24 Jun 2020

Cradled by Conflict: The Plight of Children in Kashmir

Javeed Ahmad Raina

Kashmir has always been in grip of one or another kind of crisis. The dark clouds of uncertainty loom over the echoing mountains from last several decades. The prolonged conflict has transformed the beautiful valley into a devastating dystopia, forcing the whole community to fight a life and death battle against the threat of extinction from the tyrant tides of war. Similarly, continuous violence has turned conventional morality upside down, engulfing pure and white, young and old, women and children alike. Here, children are cradled by conflict as such fear and trauma occupy their early emotional state. Their subsequent formative years are ruined by the recurrent nightmares of devastation. They are the remains of the dreadful days, a liability upon the history, the voiceless, voices of despair and degeneration.
Childhood is that period in life which everyone wants to re-visit or live eternally, because it is characterized by uncorrupted nature, purity and serenity. But children living in conflict riddled Kashmir do not enjoy instinctively idyllic and pleasant childhood days of vigor, energy and a free spirit, to roam and bloom in an unadulterated world of dreams and fairy tales. They are even forbidden to give ear to imaginary tales of fancy and fantasy, deemed to incite libido of resistance. The lures of love and sleep inducing lullabies doesn’t satiate them any more in the mists of gloom and glum that surround their small spaces like the shades of an eternal doom. They are suffocated by enduring suppression. An organized violence enforces them to surrender their whims and wishes, their charms and heavenly grace to solace unrecognized voices of bereavement, mourning and misfortune.
In Kashmir, life of children has been a mark of woe! A mark worry! Their fate is akin to and resembles caged birds unable to set themselves free or stretch their wings in order to touch the sky, for accomplishment of sky of dreams. They are literary limped creatures who can neither walk through the lane nor wade into lake; even they cannot waft along the waves as the western breeze smells, the smell of death, it carries the communal rot of conflict from the debris of dying dreams.
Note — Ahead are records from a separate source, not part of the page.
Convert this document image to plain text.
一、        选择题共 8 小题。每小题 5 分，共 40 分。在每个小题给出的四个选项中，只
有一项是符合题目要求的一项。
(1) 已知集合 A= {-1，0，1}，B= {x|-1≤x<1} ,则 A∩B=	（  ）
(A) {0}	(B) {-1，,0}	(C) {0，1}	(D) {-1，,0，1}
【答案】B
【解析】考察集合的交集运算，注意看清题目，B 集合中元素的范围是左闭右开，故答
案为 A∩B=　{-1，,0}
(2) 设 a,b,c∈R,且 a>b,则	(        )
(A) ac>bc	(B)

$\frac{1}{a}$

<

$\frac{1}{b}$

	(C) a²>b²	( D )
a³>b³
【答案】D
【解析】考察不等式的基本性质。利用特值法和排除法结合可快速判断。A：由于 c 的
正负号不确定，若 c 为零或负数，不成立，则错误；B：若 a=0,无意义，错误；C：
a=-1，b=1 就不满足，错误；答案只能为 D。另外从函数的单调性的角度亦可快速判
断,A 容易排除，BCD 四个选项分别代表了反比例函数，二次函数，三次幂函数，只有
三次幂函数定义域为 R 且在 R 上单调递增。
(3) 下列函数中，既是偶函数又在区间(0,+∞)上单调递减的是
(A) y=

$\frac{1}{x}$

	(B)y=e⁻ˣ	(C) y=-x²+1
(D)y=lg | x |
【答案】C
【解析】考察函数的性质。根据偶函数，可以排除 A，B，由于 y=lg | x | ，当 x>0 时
The mighty towers of hegemony, the tsunami of religious hatred and the alarms of army tear their childhood apart to feel an adult pain; the agony Kashmir children felt from ages, through colonial rages and internal ravages.
Kashmir crisis has swallowed up their agile spaces like the sand absorbs the sea.  The phony fun of the city life, the battered beats of time, and the world dark and wide curse them for being their companions and mock them for not harboring the hope to nurture the eerie of childhood dream, of sunshine and flowers, of everlasting enjoyment, happiness and serenity. The long curfewed nights stagnates their future dreams; the lines of division drawn in the middle of the mid night, the accession signed amidst the howling cries created iron walls of anger and mind forged manacles of memory. The vernal breeze asks their sport but the fear of winter chill keep them aloof, the smiling tulips urge them bloom, but the buds and blossoms plead them to drink an autumn death as the approaching winter will wither them grey.
Childhood comes once, lives for once and is enjoyed by once. There is nothing like twice, thrice or next, there are no backward-forward movements that could transport us into childhood transparency, no elixir to revert us back in order to re-vitalize our days of youthful hilarity. There is nothing! No alchemy to transform human beings into primitive chora or oral stage. The deadlock is locked between semiotic and symbolic, between real and imaginary. There are only mirrors that reflect us along thousand others, only signifiers that trace us within thousand traces. So, the only thing left is to provide disadvantageous children a chance to seize the merry moments and enjoy the most.
But the question arises do we provide Kashmir children a chance to live a happy childhood? The answer would be an affirmative no! Infact, in Kashmir, children are cradled by conflict. The fierce waves of war have violated their years of innocence.  The forces of calm and combat have always encroached their childhood premises. They grow up in the glowing bars of gun battles. The stones and swords muster their courage against the imminent shadows of disease and death. They are unjustly fixed together in the patches of conflict like the pieces of an unsolved puzzle. They have only been left with the choices of dullness and burden, survival and suffering, loss and longing.
The bright August day brought darker nights of neglect. It was a long summer day when our past became a frozen fact, a dawn of disjuncture from the mythic place of desire. It was a queer, sultry summer, when scenes were scripted before the secret siege. The imaginary home reconstructed through childhood memories have been irretrievably lost. It was a time when we had everything before us, we had nothing before us. It was an era of war on peace when Kashmir was landed into a foreign land. Since then Kashmir children are locked in the recurrent lockdowns and packed in the patches of conflict. They are caught between Covid and conflict, calm and combat, death and despair. The conflict cradles them by the tunes of torment and cursed normalcy has captured their calm despair. They are the unspoken voices of crisis, the silent sufferers of our simmering summer, and the causality of our courageous combats. From now, do they deserve much kinder times? The god’s of war amiably don’t-think-so, until it gets pretty late!